Let $$A\left( {{x_1},{y_1}} \right)$$ and $$B\left( {{x_2},{y_2}} \right)$$ be the ends of a segment, then the slope $${m_1}$$ of the line joining $$A$$ and $$B$$ is
\[{m_1} = \frac{{{y_2} – {y_1}}}{{{x_2} – {x_1}}}\]

The midpoint of the segment $$AB$$ can be found as \[C\left( {\frac{{{x_1} + {x_2}}}{2},\frac{{{y_1} + {y_2}}}{2}} \right)\]

The slope $$m$$ of any line perpendicular to the segment $$AB$$ is
\[m = – \frac{1}{{{m_1}}} = – \frac{{{x_2} – {x_1}}}{{{y_2} – {y_1}}}\]

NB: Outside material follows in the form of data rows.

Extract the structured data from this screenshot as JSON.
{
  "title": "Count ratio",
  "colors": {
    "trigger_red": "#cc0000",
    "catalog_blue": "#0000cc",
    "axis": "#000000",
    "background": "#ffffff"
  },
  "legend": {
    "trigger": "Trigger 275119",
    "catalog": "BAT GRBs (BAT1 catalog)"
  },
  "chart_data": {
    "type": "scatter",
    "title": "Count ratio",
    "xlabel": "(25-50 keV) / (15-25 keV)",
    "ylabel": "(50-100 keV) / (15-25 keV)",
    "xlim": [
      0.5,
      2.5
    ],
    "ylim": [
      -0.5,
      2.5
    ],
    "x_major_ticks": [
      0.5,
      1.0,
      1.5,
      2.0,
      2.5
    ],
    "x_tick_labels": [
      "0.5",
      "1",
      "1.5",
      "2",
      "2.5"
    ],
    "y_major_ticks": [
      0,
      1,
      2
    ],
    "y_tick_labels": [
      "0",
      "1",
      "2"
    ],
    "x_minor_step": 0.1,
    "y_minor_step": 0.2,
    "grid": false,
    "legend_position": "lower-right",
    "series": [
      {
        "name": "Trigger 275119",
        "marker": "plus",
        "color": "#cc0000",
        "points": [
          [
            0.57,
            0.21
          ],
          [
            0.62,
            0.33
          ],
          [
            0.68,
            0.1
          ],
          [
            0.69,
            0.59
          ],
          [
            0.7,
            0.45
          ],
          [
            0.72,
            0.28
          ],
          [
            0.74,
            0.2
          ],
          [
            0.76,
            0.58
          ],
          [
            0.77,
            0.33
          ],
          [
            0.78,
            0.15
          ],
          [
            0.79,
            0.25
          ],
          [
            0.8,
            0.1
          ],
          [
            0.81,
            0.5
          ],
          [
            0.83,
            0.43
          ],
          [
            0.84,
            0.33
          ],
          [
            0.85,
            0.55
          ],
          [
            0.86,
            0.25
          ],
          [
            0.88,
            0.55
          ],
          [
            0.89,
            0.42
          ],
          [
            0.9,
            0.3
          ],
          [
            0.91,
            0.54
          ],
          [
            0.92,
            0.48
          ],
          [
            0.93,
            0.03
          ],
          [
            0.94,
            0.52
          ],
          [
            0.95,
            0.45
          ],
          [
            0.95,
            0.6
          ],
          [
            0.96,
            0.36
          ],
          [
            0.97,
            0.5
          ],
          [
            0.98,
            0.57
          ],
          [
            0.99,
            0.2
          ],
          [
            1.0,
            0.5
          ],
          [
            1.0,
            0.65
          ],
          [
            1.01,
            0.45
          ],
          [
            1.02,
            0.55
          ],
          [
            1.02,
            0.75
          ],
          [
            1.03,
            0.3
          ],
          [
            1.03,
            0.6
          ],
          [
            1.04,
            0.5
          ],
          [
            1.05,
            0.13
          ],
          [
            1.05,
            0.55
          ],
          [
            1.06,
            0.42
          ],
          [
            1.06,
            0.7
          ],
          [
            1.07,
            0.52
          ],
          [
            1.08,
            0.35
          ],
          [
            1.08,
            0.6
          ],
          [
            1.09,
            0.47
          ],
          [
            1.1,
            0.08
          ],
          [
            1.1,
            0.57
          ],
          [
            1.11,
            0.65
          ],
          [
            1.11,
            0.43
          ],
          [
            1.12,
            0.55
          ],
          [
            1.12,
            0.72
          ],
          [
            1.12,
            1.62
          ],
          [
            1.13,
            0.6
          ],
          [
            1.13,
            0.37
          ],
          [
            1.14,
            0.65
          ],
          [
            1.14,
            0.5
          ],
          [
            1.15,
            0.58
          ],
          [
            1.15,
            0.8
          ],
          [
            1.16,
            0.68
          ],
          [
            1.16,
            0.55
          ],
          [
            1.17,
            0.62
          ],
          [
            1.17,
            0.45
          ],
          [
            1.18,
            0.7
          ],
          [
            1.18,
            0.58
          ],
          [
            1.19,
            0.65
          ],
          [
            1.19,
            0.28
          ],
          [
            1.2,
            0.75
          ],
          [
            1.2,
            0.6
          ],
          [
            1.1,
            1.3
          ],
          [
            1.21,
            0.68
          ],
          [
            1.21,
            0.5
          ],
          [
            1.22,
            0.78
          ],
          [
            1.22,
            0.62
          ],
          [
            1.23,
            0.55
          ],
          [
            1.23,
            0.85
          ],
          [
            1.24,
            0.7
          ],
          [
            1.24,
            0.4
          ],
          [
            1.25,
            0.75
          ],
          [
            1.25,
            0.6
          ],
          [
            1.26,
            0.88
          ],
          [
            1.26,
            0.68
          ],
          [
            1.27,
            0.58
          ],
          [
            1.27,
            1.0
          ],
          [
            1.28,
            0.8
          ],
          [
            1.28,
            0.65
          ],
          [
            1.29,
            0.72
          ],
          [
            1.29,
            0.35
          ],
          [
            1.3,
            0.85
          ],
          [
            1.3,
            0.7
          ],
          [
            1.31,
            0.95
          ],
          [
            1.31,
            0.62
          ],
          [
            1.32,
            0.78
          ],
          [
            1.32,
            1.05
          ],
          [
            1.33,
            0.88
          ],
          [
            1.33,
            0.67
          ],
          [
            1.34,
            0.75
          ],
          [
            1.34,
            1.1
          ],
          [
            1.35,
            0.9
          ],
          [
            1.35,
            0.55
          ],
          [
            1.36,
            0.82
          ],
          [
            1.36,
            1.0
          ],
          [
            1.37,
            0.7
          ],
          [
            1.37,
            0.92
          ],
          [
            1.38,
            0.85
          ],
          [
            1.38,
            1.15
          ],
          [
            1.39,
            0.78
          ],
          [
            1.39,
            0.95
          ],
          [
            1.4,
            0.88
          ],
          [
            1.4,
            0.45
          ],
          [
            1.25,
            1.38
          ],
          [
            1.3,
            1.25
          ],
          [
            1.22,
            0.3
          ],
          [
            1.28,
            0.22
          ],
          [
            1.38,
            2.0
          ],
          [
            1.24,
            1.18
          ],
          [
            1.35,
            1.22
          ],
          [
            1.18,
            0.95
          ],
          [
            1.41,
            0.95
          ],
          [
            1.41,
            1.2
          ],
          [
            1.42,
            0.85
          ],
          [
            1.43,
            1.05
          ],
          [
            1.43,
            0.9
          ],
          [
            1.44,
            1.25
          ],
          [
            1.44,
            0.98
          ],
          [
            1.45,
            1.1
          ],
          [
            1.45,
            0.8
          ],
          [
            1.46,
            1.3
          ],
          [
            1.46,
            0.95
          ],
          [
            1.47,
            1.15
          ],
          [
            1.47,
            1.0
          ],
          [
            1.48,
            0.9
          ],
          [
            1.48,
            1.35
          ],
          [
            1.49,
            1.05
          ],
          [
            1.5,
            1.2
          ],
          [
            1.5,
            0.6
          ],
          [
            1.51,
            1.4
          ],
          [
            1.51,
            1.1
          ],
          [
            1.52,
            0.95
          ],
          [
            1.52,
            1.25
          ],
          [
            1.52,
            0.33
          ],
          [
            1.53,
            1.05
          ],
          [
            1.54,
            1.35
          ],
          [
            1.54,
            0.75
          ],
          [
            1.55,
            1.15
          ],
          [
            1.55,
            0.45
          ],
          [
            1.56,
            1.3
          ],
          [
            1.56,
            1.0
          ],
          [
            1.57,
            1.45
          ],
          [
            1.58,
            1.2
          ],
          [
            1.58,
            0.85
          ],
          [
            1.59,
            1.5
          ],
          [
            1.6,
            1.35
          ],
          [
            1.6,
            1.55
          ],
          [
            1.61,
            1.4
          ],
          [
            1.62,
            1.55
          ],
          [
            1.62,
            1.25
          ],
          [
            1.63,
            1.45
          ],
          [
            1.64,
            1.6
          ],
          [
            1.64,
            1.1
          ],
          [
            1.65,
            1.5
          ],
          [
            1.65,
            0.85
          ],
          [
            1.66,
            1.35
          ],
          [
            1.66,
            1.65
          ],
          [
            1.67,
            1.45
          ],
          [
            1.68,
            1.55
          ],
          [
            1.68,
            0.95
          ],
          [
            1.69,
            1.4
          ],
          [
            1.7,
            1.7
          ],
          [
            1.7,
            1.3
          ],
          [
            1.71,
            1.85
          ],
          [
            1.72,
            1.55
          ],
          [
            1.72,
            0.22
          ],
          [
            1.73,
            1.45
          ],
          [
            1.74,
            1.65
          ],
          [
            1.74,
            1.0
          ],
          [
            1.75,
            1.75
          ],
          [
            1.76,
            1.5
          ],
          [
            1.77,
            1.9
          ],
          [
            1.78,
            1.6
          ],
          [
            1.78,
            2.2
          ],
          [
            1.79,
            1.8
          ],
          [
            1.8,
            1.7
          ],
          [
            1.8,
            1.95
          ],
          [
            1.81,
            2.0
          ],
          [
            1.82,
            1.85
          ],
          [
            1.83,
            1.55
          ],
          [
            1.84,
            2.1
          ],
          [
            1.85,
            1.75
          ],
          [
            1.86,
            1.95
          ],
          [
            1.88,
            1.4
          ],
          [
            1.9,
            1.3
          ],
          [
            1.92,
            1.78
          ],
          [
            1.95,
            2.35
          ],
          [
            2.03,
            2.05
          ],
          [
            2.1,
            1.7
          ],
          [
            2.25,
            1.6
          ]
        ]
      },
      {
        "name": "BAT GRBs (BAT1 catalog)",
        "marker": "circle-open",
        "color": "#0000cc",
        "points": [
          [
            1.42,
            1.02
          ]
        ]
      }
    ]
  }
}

The equation of the perpendicular bisector of the segment$$AB$$ being the equation of a line through $$C$$ and perpendicular to $$AB$$ using the slope-point form is
\[y – \frac{{{y_1} + {y_2}}}{2} = – \frac{{{x_2} – {x_1}}}{{{y_2} – {y_1}}}\left( {x – \frac{{{x_1} + {x_2}}}{2}} \right)\]

 

Example: Find the equation of the perpendicular bisector of $$A\left( {1,2} \right)$$ and $$B\left( {5, – 1} \right)$$.

The equation of the perpendicular bisector of $$AB$$ is
\[y – \frac{{{y_1} + {y_2}}}{2} = – \frac{{{x_2} – {x_1}}}{{{y_2} – {y_1}}}\left( {x – \frac{{{x_1} + {x_2}}}{2}} \right)\]

Putting all these values in the equation, we have
\[\begin{gathered} y – \frac{{2 – 1}}{2} = – \frac{{5 – 1}}{{ – 1 – 2}}\left( {x – \frac{{1 + 5}}{2}} \right) \\ \Rightarrow y – \frac{1}{2} = \frac{4}{3}\left( {x – 3} \right) \\ \Rightarrow 8x – 6y – 21 = 0 \\ \end{gathered} \]